How do you correctly calculate a running average of large sets of numbers with 32-bit floating point?

Question

I'm writing a path tracer and have to collect an average over a large number of samples per pixel. I get significant visual differences between a 1024-samples run and a 16384-samples run; the 16384-samples run is darker. I conjecture that this is because the 16384-samples image runs into floating-point precision errors. I average the color values by dividing each value by 16384, then adding them together.

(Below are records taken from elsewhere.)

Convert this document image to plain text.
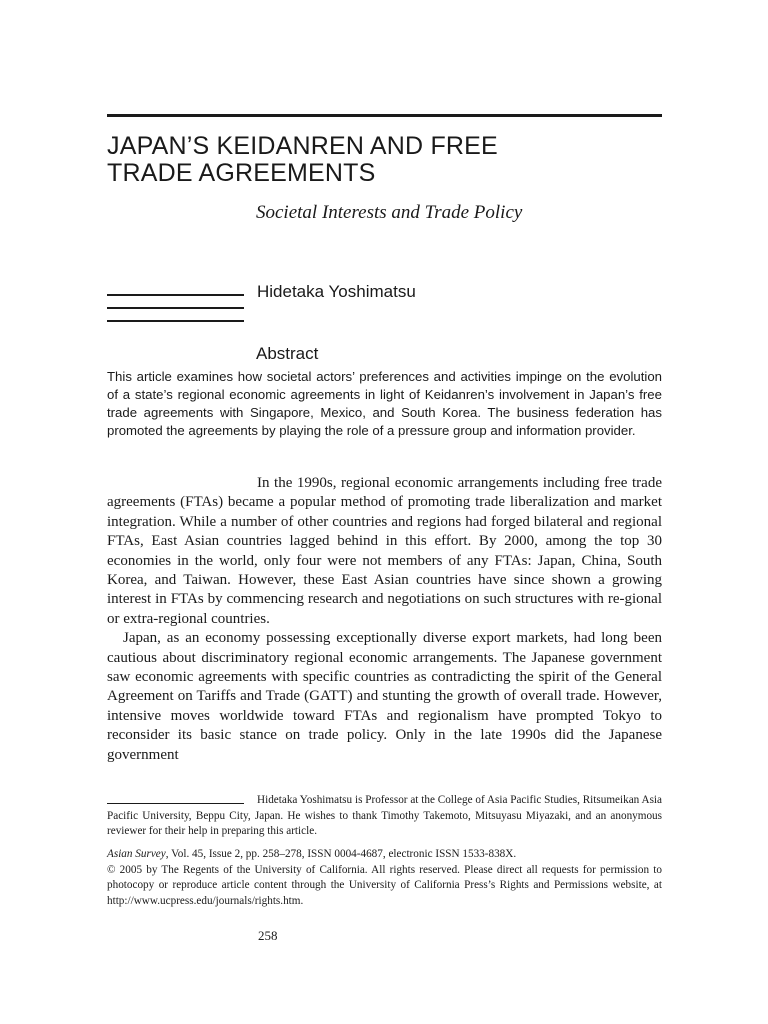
JAPAN’S KEIDANREN AND FREE
TRADE AGREEMENTS
Societal Interests and Trade Policy
Hidetaka Yoshimatsu
Abstract

This article examines how societal actors’ preferences and activities impinge on the evolution of a state’s regional economic agreements in light of Keidanren’s involvement in Japan’s free trade agreements with Singapore, Mexico, and South Korea. The business federation has promoted the agreements by playing the role of a pressure group and information provider.

In the 1990s, regional economic arrangements including free trade agreements (FTAs) became a popular method of promoting trade liberalization and market integration. While a number of other countries and regions had forged bilateral and regional FTAs, East Asian countries lagged behind in this effort. By 2000, among the top 30 economies in the world, only four were not members of any FTAs: Japan, China, South Korea, and Taiwan. However, these East Asian countries have since shown a growing interest in FTAs by commencing research and negotiations on such structures with re-gional or extra-regional countries.

Japan, as an economy possessing exceptionally diverse export markets, had long been cautious about discriminatory regional economic arrangements. The Japanese government saw economic agreements with specific countries as contradicting the spirit of the General Agreement on Tariffs and Trade (GATT) and stunting the growth of overall trade. However, intensive moves worldwide toward FTAs and regionalism have prompted Tokyo to reconsider its basic stance on trade policy. Only in the late 1990s did the Japanese government

Hidetaka Yoshimatsu is Professor at the College of Asia Pacific Studies, Ritsumeikan Asia Pacific University, Beppu City, Japan. He wishes to thank Timothy Takemoto, Mitsuyasu Miyazaki, and an anonymous reviewer for their help in preparing this article.

Asian Survey, Vol. 45, Issue 2, pp. 258–278, ISSN 0004-4687, electronic ISSN 1533-838X.
© 2005 by The Regents of the University of California. All rights reserved. Please direct all requests for permission to photocopy or reproduce article content through the University of California Press’s Rights and Permissions website, at http://www.ucpress.edu/journals/rights.htm.
258
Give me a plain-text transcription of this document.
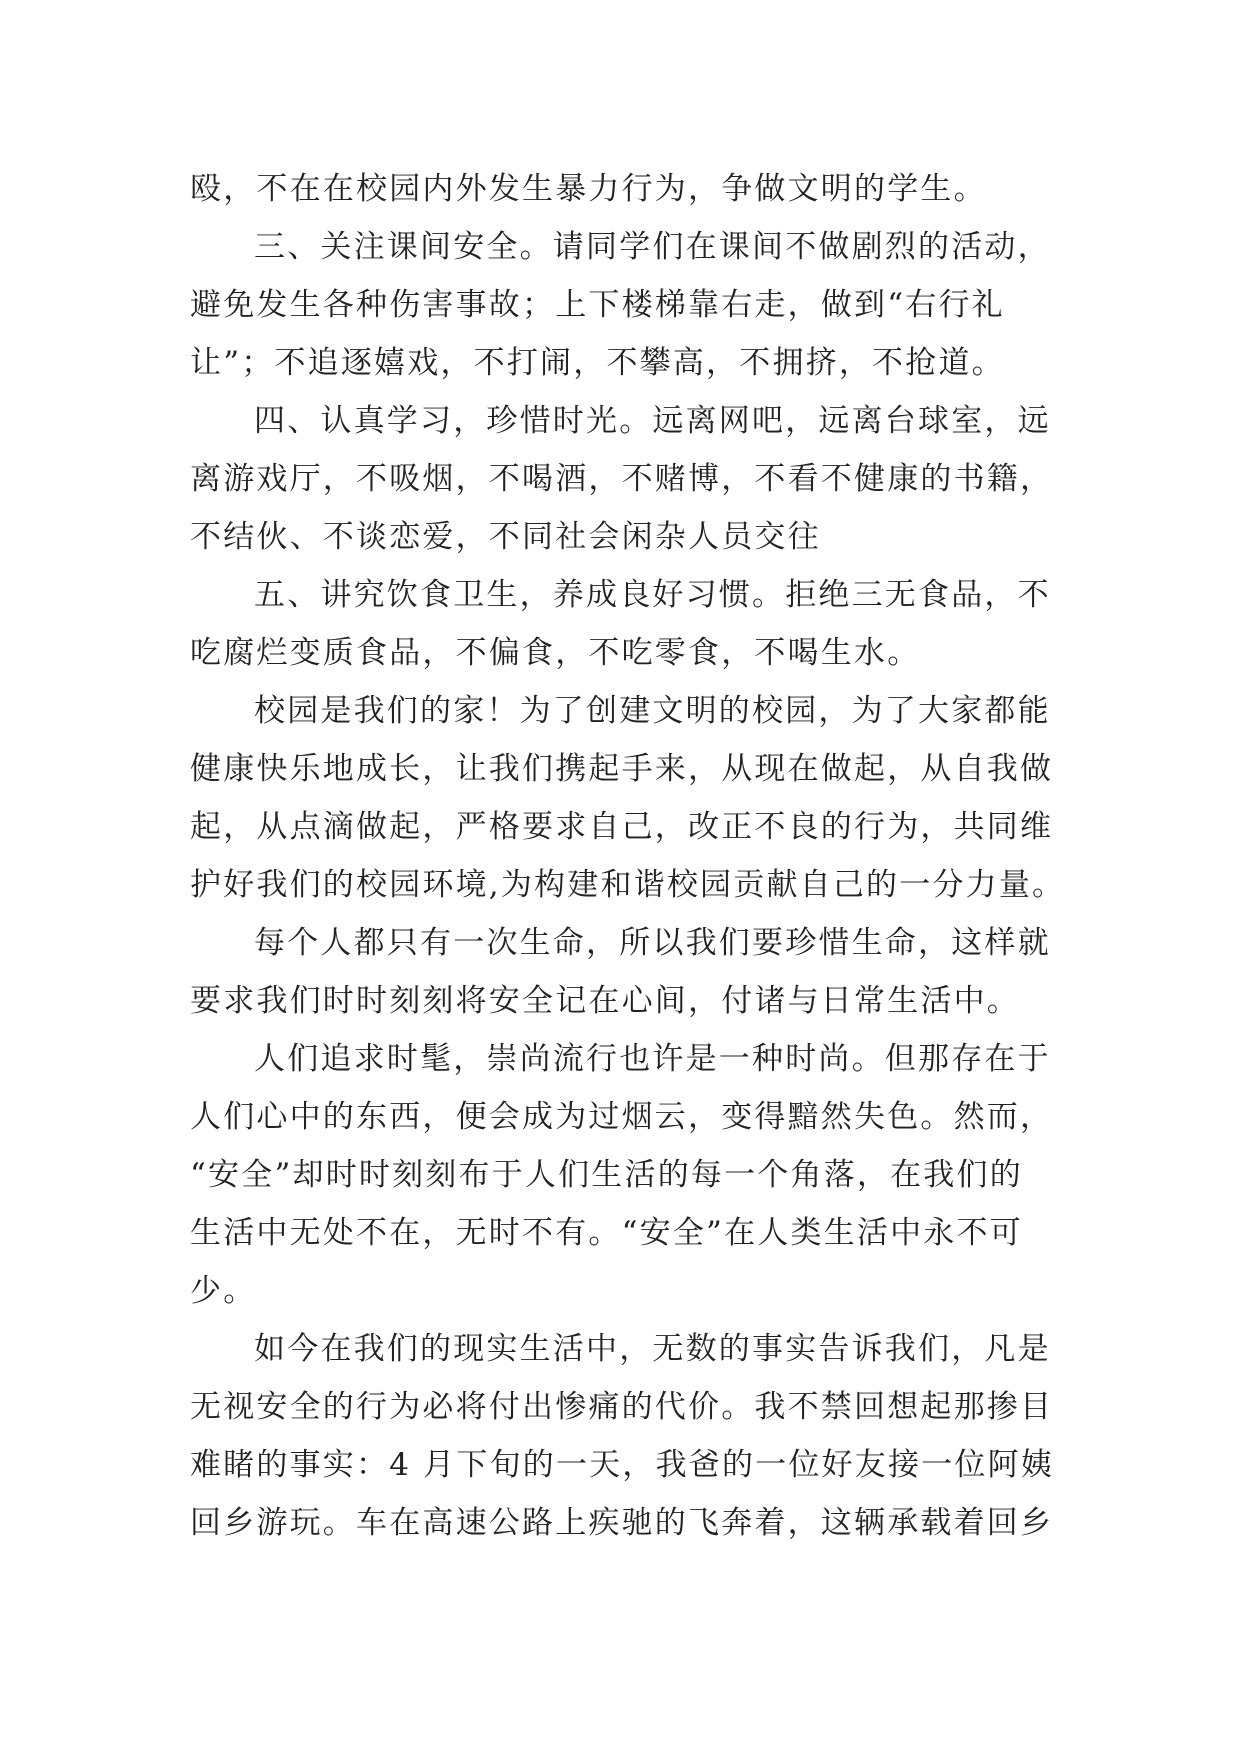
殴，不在在校园内外发生暴力行为，争做文明的学生。
三、关注课间安全。请同学们在课间不做剧烈的活动，
避免发生各种伤害事故；上下楼梯靠右走，做到“右行礼
让”；不追逐嬉戏，不打闹，不攀高，不拥挤，不抢道。
四、认真学习，珍惜时光。远离网吧，远离台球室，远
离游戏厅，不吸烟，不喝酒，不赌博，不看不健康的书籍，
不结伙、不谈恋爱，不同社会闲杂人员交往
五、讲究饮食卫生，养成良好习惯。拒绝三无食品，不
吃腐烂变质食品，不偏食，不吃零食，不喝生水。
校园是我们的家！为了创建文明的校园，为了大家都能
健康快乐地成长，让我们携起手来，从现在做起，从自我做
起，从点滴做起，严格要求自己，改正不良的行为，共同维
护好我们的校园环境,为构建和谐校园贡献自己的一分力量。
每个人都只有一次生命，所以我们要珍惜生命，这样就
要求我们时时刻刻将安全记在心间，付诸与日常生活中。
人们追求时髦，崇尚流行也许是一种时尚。但那存在于
人们心中的东西，便会成为过烟云，变得黯然失色。然而，
“安全”却时时刻刻布于人们生活的每一个角落，在我们的
生活中无处不在，无时不有。“安全”在人类生活中永不可
少。
如今在我们的现实生活中，无数的事实告诉我们，凡是
无视安全的行为必将付出惨痛的代价。我不禁回想起那掺目
难睹的事实：4 月下旬的一天，我爸的一位好友接一位阿姨
回乡游玩。车在高速公路上疾驰的飞奔着，这辆承载着回乡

Is there a way to average a large, difficult to compute set of numbers with a known magnitude, while minimizing rounding error? Preferably without requiring non-constant memory, and definitely without discarding any samples?

Answer 1

You probably want the Kahan summation algorithm. This is a simple and effective way of minimising cumulative rounding errors when summing a large number of points with finite precision floating point arithmetic.

Answer 2

Since you're dividing by a power of 2 and your numbers are not ultra-small, this step shouldn't have any influence on the accuracy of the result. You're just subtracting 14 from the exponent.

What counts is the number of bits in your samples.

Floats give you 24 bits of precision. If you have 2^14 = 16384 samples, then when you add them all up, you'll gradually lose precision until at some point anyhing after the 24-14=10th bit gets lost. In other words: at that point you're only keeping about 3 decimal digits.

Would it be possible to use an int as an accumulator, or even a uint? That way you'll keep 8 extra bits, twice as much as the difference between 1024 and 16384 samples.

There is a second, entirely different option. I don't know what the range of your samples is, but if they are around the same size, you can subtract an approximate average from each value, average the differences, and add the approximate average back on at the end.

How much you gain by this method depends on how good your initial approximation of the average is, and how close the values are to the average. So I'd say it's probably less reliable in your situation.